Helms Never Changed His Views On The Civil Rights Act

RALEIGH, N.C. (AP) -- Jesse Helms forever changed North Carolina politics and the conservative movement. The former senator did it without ever changing much about himself.

There is perhaps no better example of Helms' unwavering commitment to his beliefs than on the issue of race. Helms was a staunch opponent of the nation's civil rights movement, where he joined the likes of Alabama Gov. George Wallace and South Carolina Sen. Strom Thurmond in a fight to keep outsiders from meddling in what he called "the Southern way of life."

But those two giants of Southern politics would come to temper their views on race and civil rights, while Helms never did. He died Friday at age 86, having never seen any need to apologize or deviate from his views.

"I can't think of many other examples of major opponents of the civil rights movement that didn't modify their view on civil rights," said William Link, a professor at the University of Florida and a Helms biographer. "He was very much a man of the times and his generation ... of North Carolina whites (who) grew up with segregation."

Helms' take-no-prisoners brand of politics, combined with a strict stubbornness on social issues and a fiery desire to defeat Communism, endeared him to conservatives. His defiance of the establishment, combined with a political machine that refined the art of direct-mail fundraising, helped Helms transform North Carolina into a two-party state and turn the South into a Republican stronghold.

His greatest political accomplishment came in a year when his name didn't even appear on the ballot. Helms' decision to back Ronald Reagan's upstart bid against President Gerald Ford in 1976 led the struggling California governor to an upset win in the North Carolina primary, setting the stage for his eventual White House win four years later.

"In one sense, the role that Jesse played in that one primary 32 years ago was key to electing a president - which was key to Reagan, which was key to America winning the Cold War," said Carter Wrenn, a longtime political operative in the Helms machine.

Throughout his five terms in the Senate, Helms took offense at accusations he was racist. He spoke often of his good relationships with blacks and pointed to the black members on his staff. He insisted he opposed the Civil Rights Act because he didn't want the federal government intervening in state matters. He considered the civil rights movement to be either corrupt or self-serving, Link said.

"I felt that the citizens of my community, my state and my region of the country were being battered by this new form of bigotry," Helms wrote in his 2005 memoir, "Here's Where I Stand." "I simply could not stay silent in the face of this assault - and I didn't."

For years, he was joined in that fight by Thurmond, Wallace and others. They entered politics a little earlier than Helms, but each professed the same commitment to states rights as the Jim Crow-era of segregation slowly succumbed to court decisions, legislation and changing attitudes about race in the South.

But time and political expediency mellowed their views.
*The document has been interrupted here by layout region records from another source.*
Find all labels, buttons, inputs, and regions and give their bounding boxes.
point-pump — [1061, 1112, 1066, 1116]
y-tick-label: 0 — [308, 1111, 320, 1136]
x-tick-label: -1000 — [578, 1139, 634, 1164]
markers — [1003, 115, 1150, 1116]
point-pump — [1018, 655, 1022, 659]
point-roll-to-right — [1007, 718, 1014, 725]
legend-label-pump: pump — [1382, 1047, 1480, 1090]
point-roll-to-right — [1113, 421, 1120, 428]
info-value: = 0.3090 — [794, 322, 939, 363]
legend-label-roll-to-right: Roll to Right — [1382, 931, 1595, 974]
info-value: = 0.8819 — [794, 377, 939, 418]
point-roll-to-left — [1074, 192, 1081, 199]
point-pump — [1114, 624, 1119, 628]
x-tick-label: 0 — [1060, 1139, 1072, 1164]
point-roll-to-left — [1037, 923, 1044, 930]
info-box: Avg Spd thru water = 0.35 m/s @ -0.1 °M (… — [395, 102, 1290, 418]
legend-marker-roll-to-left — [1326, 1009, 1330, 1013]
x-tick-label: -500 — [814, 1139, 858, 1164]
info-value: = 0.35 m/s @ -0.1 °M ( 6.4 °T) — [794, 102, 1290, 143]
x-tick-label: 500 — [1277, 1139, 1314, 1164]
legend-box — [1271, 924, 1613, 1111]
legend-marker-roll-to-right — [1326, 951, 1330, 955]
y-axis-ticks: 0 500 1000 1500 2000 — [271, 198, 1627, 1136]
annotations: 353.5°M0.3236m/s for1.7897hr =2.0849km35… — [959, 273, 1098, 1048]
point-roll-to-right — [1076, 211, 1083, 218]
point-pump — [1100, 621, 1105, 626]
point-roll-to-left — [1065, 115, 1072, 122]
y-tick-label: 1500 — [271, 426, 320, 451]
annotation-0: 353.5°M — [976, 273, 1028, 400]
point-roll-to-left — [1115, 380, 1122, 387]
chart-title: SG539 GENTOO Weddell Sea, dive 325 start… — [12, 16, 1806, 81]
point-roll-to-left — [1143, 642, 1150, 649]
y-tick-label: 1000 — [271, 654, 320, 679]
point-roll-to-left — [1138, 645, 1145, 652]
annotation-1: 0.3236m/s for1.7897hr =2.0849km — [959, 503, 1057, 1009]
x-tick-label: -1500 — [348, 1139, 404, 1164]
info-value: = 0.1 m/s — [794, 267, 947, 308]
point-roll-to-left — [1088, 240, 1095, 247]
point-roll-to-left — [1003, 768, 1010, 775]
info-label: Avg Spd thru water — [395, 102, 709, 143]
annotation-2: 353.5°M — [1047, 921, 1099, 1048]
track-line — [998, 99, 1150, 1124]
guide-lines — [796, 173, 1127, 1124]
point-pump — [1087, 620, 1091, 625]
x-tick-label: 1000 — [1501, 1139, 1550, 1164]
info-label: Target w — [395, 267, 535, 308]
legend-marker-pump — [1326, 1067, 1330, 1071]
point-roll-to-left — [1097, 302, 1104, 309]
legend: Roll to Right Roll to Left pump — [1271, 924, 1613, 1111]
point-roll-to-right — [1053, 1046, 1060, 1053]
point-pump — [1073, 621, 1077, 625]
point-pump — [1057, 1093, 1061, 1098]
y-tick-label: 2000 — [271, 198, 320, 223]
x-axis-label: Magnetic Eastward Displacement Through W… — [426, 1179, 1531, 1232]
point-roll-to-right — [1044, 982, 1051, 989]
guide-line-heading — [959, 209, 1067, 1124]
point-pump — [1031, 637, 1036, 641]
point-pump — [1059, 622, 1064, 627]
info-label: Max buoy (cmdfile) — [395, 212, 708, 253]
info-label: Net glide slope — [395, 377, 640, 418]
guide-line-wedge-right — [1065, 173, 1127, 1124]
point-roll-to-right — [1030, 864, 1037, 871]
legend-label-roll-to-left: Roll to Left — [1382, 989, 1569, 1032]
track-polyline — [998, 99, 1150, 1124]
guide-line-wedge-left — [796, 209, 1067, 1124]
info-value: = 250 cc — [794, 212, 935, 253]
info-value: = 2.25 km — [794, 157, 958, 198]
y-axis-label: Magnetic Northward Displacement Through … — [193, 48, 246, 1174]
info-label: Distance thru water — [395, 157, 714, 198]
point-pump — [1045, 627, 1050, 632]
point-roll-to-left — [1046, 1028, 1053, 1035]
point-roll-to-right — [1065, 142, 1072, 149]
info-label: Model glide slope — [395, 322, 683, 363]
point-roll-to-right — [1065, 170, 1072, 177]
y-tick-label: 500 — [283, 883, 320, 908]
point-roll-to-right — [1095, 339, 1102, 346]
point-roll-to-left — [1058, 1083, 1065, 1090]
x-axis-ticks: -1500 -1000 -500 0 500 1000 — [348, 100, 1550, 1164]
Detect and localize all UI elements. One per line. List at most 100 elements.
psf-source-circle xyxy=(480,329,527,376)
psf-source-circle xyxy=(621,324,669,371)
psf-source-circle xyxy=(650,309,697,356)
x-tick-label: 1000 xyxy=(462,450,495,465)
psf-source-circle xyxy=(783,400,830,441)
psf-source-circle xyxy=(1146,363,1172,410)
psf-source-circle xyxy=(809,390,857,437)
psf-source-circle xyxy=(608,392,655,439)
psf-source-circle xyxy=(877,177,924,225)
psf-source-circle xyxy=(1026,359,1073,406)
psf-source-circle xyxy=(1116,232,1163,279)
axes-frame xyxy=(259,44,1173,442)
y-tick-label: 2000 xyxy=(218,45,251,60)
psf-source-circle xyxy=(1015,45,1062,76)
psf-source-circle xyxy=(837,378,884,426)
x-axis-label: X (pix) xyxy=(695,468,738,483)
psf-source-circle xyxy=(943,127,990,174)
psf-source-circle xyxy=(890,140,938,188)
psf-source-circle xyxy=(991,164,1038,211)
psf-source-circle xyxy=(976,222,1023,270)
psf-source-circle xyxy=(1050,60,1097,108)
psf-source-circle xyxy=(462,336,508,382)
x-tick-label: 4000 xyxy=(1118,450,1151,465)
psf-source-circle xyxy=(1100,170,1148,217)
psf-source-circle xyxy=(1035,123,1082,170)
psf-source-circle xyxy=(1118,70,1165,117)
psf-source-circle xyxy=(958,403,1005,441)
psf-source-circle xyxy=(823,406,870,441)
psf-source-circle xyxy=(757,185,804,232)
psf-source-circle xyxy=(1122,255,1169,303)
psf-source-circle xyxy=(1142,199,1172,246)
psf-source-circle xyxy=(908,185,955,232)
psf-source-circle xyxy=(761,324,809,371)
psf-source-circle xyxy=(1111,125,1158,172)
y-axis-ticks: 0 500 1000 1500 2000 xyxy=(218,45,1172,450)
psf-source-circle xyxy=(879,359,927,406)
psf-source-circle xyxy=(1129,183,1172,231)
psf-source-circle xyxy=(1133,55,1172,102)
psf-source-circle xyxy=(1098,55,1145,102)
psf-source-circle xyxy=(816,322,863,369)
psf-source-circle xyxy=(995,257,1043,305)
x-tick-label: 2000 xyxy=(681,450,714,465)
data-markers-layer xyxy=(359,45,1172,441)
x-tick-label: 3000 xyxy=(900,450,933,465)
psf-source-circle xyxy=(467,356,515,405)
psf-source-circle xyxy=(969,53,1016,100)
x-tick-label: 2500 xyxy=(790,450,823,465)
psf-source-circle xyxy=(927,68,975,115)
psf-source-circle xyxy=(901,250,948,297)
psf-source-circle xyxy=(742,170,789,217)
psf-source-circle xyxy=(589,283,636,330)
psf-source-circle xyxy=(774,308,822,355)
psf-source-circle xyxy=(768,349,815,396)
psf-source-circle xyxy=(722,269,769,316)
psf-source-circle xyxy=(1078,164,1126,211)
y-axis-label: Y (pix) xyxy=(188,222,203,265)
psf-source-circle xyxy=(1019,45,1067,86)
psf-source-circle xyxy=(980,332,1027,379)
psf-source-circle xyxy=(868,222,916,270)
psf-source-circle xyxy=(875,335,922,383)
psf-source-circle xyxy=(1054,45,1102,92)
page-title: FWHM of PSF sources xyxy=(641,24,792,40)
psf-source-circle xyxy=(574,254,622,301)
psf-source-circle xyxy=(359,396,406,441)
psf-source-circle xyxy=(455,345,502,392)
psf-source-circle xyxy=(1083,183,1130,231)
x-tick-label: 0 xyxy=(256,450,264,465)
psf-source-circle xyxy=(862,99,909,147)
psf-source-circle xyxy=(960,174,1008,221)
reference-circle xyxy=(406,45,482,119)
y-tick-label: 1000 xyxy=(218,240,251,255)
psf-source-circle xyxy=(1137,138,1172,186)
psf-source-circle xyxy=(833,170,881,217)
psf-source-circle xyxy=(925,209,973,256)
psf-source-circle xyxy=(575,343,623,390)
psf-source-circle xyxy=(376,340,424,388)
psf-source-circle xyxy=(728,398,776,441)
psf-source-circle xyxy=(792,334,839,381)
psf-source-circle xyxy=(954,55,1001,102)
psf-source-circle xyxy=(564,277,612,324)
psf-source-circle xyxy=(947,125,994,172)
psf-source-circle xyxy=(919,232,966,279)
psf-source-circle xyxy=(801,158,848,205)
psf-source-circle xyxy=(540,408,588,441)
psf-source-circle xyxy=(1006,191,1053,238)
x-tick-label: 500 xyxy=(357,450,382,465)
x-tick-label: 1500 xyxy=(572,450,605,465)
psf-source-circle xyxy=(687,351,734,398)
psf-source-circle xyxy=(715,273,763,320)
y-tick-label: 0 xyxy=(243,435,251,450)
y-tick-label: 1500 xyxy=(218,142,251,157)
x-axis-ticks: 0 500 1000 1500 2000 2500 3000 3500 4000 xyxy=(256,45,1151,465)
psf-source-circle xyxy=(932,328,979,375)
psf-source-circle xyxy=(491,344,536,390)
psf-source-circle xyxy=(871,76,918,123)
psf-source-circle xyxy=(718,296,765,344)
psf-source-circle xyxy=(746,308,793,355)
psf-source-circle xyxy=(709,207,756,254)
After an attempted assassin's bullets left him paralyzed, Wallace was elected governor a fourth time in 1982 with the help of black voters as he shifted to a populist message. Thurmond served in the Senate for 48 years, ultimately becoming the first Southern senator to hire a black aide.

Thurmond also voted to make Martin Luther King Jr.'s birthday a national holiday, a decision to which Helms was bitterly opposed. Helms led an unsuccessful filibuster in 1983, arguing the Senate rushed debate and had not reviewed thoroughly King's purported links to communism. "My decision was based on the facts, not on personality and certainly not on race," Helms wrote in his memoir.

Helms didn't worry much about what others viewed as race-baiting, mostly because every six years he proved he didn't need to change his ways to keep getting elected. He never won more than 55 percent of the vote, but his coalition of Republicans and so-called "Jessecrats" - conservative, white Democrats who voted for the GOP in federal elections - kept sending him back to Washington.

Through his political organization, the Congressional Club, Helms raised millions of dollars to benefit conservative candidates and produced negative television ads. The most famous ran in 1990 during his campaign against former Charlotte Mayor Harvey Gantt, who is black.

The spot showed a white man's hands crumpling a rejection letter from an employer, while a narrator lets the viewer know a racial quota made sure the job went to a minority.

"Helms operated as though African-Americans didn't vote," said Merle Black, a political science professor at Emory University in Atlanta. "He was unlike other politicians, who tried to expand their original basis of support. Helms never did that."